Yolsuzluk ve Cinayet
Suriye’de batağa saplanan “Batman ve Robin” dünyanın dört bir tarafından El Kaide militanlarını Türkiye’ye getirdi. Eğitti, finanse etti, silahlandırdı ve Suriye’ye gönderdi. El Kaide militanları sınırın sıfır noktasında televizyonlara açıklamalar yaptı. Bu militanların insan kafası kesip, ciğer yedikleri görüntülerin internete düşmesiyle bütün dünya şok oldu. ABD ve İngiltere, Rusya ile aynı çizgiye, yani “Esad yine bunlardan iyidir” noktasına geldi.
Suriye’de savaş ilk perdede “Hizbullah ile El Kaide” arasında ikinci perdede
“İran ile Türkiye” arasında sürmeye başladı.
- Suriye’de süren bu kirli savaşta yaklaşık 150 bin insan can verdi.
Yüz binlerce insan yaralandı. Milyonlarca insan vatanını terk etmek zorunda kaldı.
İran ve Türkiye devletini yönetenler piyonları aracılığıyla Suriye’de milyonlarca mazluma zulmederken, öbür yandan kurdukları kara para çarkında milyarlarca dolar rüşveti havuzlarına indirdiler. Bir tarafında cinayetin diğer tarafında yolsuzluğun olduğu
bu mide bulandırıcı ilişkiler, tarihimize kara bir leke olarak geçti.
Terörün Finansmanı
Suudi işadamı Şeyh Yasin Abdullah Ezeddin El Kadı, El Kaide terör örgütünü
finanse ettiği gerekçesiyle yasaklandı. 11 Eylül (2001) saldırılarıyla ilişkilendirildi.

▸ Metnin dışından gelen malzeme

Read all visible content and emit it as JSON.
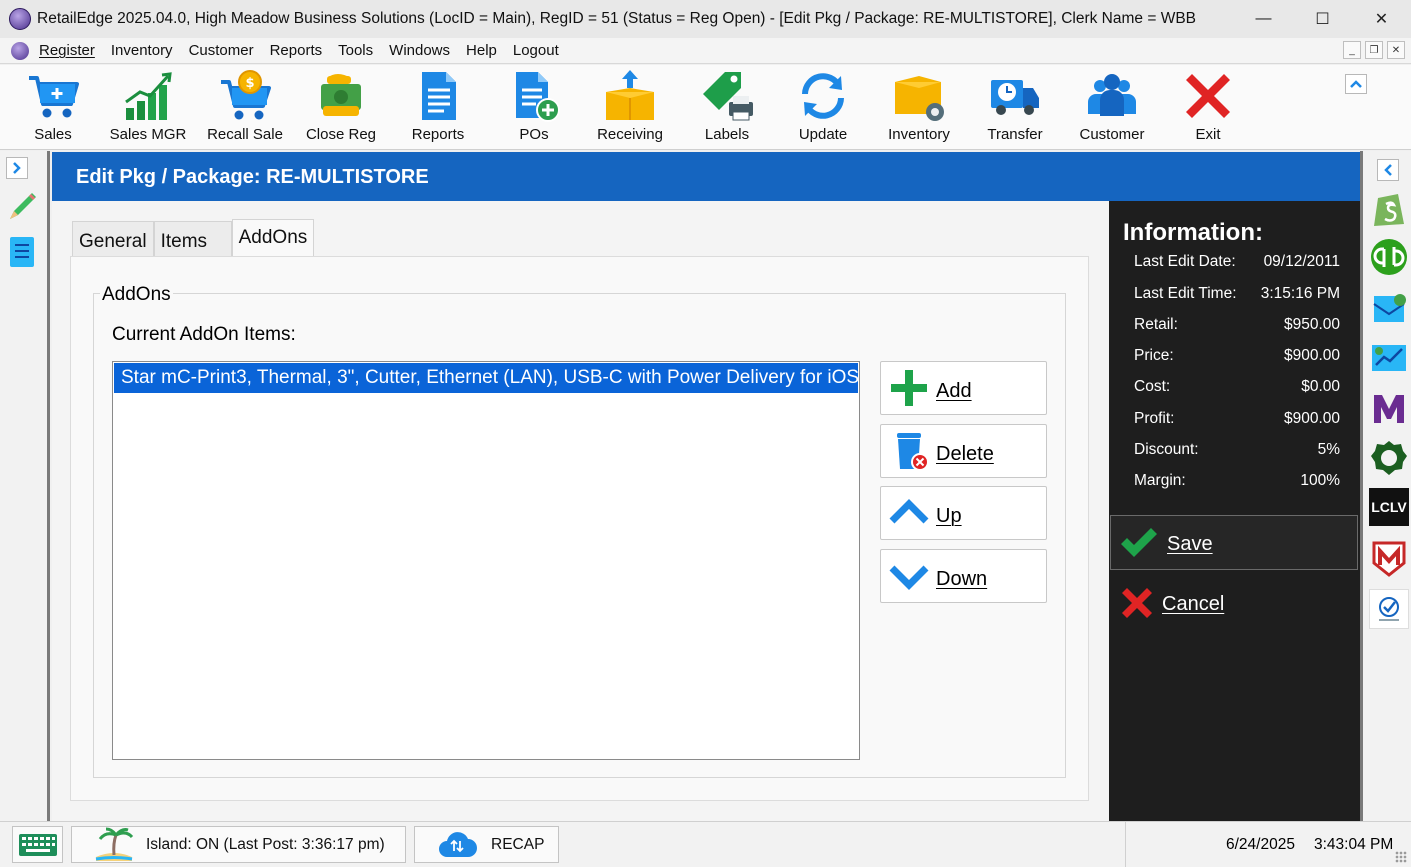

Tam bu sırada RTE çıkıp “Yasin El Kadı’ya kendime güvendiğim kadar güvenirim” dedi. 17 Aralık (2013) soruşturmasıyla, Türkiye’ye girmesi yasaklanan El Kadı’nın
VIP olarak Türkiye’ye geldiği ve RTE ile ortak yatırımları olduğu ortaya çıktı.
Yine uluslararası alanda terörist kabul edilen Hamas’ın önde gelen liderlerinden
Salih El Aruri’nin benzer ilişkiler içinde olduğuna yönelik raporlar yayınlanmaya başlandı. İHH üzerinden yapılan faaliyetlerin terör bağlantıları açığa çıkmaya başladı.
Bütün bu gelişmeler üzerine 47 Amerikan Kongre Üyesi 11 Nisan 2013 tarihinde
ABD Dışişleri Bakanı John Kerry ile Hazine Bakanı Jack Lew’e bir mektup yazdı.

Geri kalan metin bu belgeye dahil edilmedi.